Imaginez un vaste entrepôt vide de 6 000 mètres carrés, conçu avec une structure complexe à plusieurs niveaux abritant 40 espaces de performance plus petits. D'un côté s'étendent les ruines de Troie détruite ; de l'autre, la ville de Carthage. En son cœur ombragé se trouve un labyrinthe, tandis qu'au-dessus règne le monde décadent des dieux, qui s'ingèrent avec avidité dans les luttes des humains en contrebas. L'esthétique mêle dystopie steampunk et cabaret berlinois.
Passez une porte aux rideaux noirs pour entrer dans un bar éclairé au néon, où deux hommes se tordent et tournoient sur des cordes au-dessus de vous. Montez un escalier en colimaçon pour découvrir une piscine, au-dessus de laquelle une déesse est suspendue par les cheveux, tournoyant frénétiquement. Quelque part en dessous, un monstre entraîne une femme au cœur du labyrinthe, engloutie par les ténèbres. Au-dessus, des soldats troyens exilés rendent hommage à une reine autoritaire. Un de ses courtisans s'échappe, poursuivi par un soldat — quelques spectateurs se joignant à la poursuite. Il n'y a ni filet de sécurité, ni scène traditionnelle — seulement des spectateurs et des artistes côte à côte.
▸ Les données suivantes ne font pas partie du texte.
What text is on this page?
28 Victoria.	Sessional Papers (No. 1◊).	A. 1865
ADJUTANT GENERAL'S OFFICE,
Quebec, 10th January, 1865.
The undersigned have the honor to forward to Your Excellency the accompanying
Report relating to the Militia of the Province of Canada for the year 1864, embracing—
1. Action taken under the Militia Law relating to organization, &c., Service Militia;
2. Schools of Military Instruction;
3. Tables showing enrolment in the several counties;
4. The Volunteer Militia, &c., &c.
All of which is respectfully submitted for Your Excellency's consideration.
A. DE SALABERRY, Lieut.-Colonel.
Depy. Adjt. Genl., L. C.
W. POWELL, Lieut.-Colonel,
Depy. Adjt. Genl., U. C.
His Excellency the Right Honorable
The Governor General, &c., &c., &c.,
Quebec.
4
Maintenant, imaginez tout cela et bien plus se déroulant simultanément, avec de multiples performances ayant lieu en parallèle pendant deux heures. C'est l'expérience de **Walk My World**, qui a ouvert ses portes à Budapest l'année dernière. À mi-chemin entre le cirque moderne, la danse et le cabaret, il s'agit d'un théâtre immersif à l'échelle épique — le plus grand en Europe. Ses histoires, portées par 26 artistes ayant chacun leur propre récit, s'inspirent du récit de Didon et Énée dans l'**Énéide** de Virgile, tout en tissant d'autres dieux, monstres, amants et soldats de l'épopée. Le public déambule librement, suivant des personnages ou explorant le décor, tombant souvent sur des scènes par hasard. Certaines performances durent plus d'une demi-heure, d'autres seulement quelques minutes ; certaines sont des solos, d'autres mettent en scène des jongleurs, des artistes aériens, des gymnastes, des acrobates et des danseurs dans diverses combinaisons.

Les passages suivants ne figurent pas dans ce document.